線路横の土手には、見苦しいシートが、かけられています。昨年春の出来事でした。


この地へ引っ越してきた20年前は、雑木林と、草木が茂っていました。


春には、つくし・タンポポ・蕗が芽を出し、日陰には、つゆ草が可憐な花をつけていました。


夏には、暑い日差しも、木の緑と、これでもかと鳴き合うクマ蝉に元気をもらって、通勤しました。


秋には、山柿や野性の木が、沢山の実をつけました。

冬には、椿の花が蜜を溜め、メジロも楽しそうに花の中へ頭を入れ蜜を吸い、頭が花粉で黄色くなっていました。



数年前に手前半分の雑木林は、伐採され、いつの頃からか、除草剤が撒かれるようになりました。

でも、伐採された木の根元から芽を出し、夏には葉が茂り、クマ蝉が鳴き合いました。

人間の容赦ない自然への抵抗と、野性の命との戦いのように感じました。



いくら刈っても、芽を吹き出す野性の生命力には、致命的な分厚いシートが覆われました。



昨年の夏は、シートからは草木の芽を出す事も無く、クマ蝉の音は、極端に少なくなりました。

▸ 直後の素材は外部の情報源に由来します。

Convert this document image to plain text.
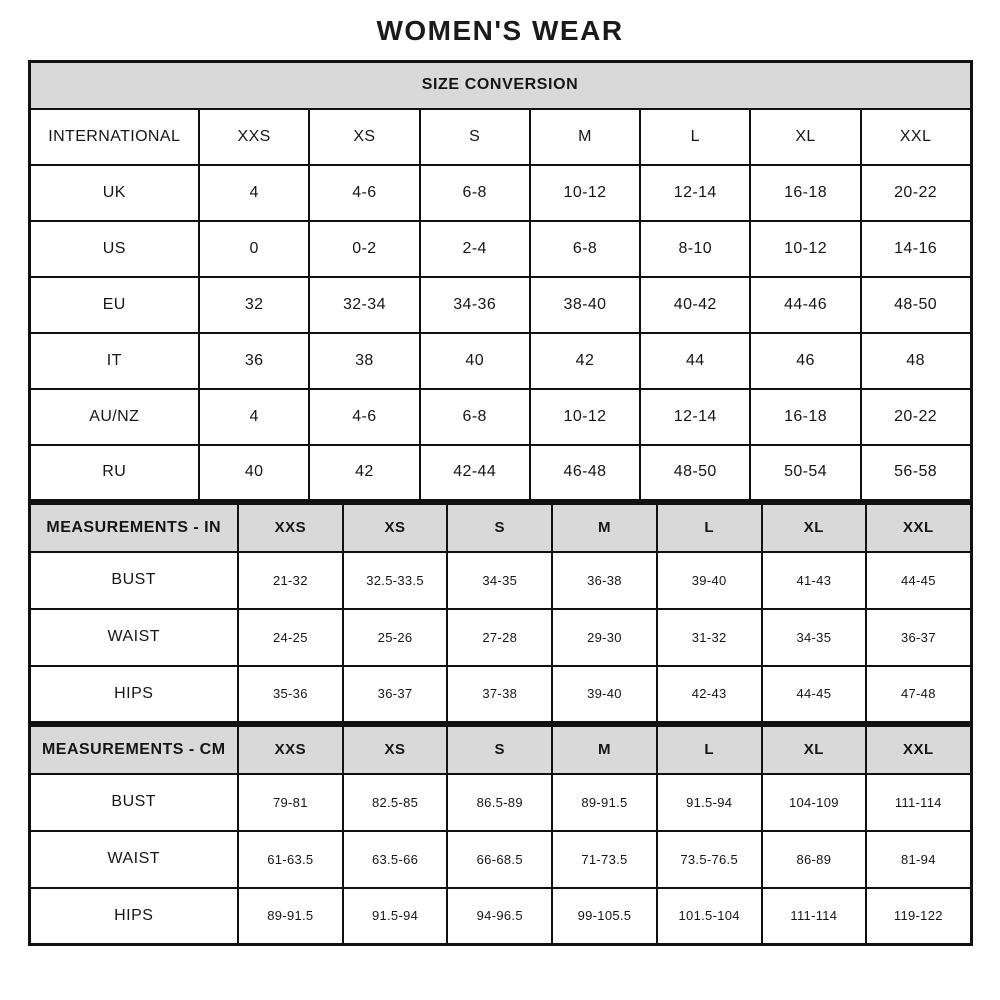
WOMEN'S WEAR
SIZE CONVERSION							
INTERNATIONAL	XXS	XS	S	M	L	XL	XXL
UK	4	4-6	6-8	10-12	12-14	16-18	20-22
US	0	0-2	2-4	6-8	8-10	10-12	14-16
EU	32	32-34	34-36	38-40	40-42	44-46	48-50
IT	36	38	40	42	44	46	48
AU/NZ	4	4-6	6-8	10-12	12-14	16-18	20-22
RU	40	42	42-44	46-48	48-50	50-54	56-58
MEASUREMENTS - IN	XXS	XS	S	M	L	XL	XXL
BUST	21-32	32.5-33.5	34-35	36-38	39-40	41-43	44-45
WAIST	24-25	25-26	27-28	29-30	31-32	34-35	36-37
HIPS	35-36	36-37	37-38	39-40	42-43	44-45	47-48
MEASUREMENTS - CM	XXS	XS	S	M	L	XL	XXL
BUST	79-81	82.5-85	86.5-89	89-91.5	91.5-94	104-109	111-114
WAIST	61-63.5	63.5-66	66-68.5	71-73.5	73.5-76.5	86-89	81-94
HIPS	89-91.5	91.5-94	94-96.5	99-105.5	101.5-104	111-114	119-122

数年前までは除草剤が撒かれる事も無く、数人の作業員が、春秋になると雑木林の枝を払い、土手の草を刈り上げていました。その人件費がカットされ、草木の命もカットされました。





民家横の土手の草木も、枯れています。

人の手間を減らすために、除草剤が撒かれたために枯れ果てた草木です。





しかし、枯れ果てた根元から、緑の草が芽を出しています。



私が、通勤で通りかかると、金網に、緑の小鳥がピョンピョン飛び跳ねました。



枯れ枝にも、数匹のメジロが、ピョンピョン!





でも、今は、椿の蜜は、ありません。






人件費カット、野性の生命カット・・・



本当に、正しい選択でしょうか・・・



15日の、大阪の空からは、冷雨が落ちています。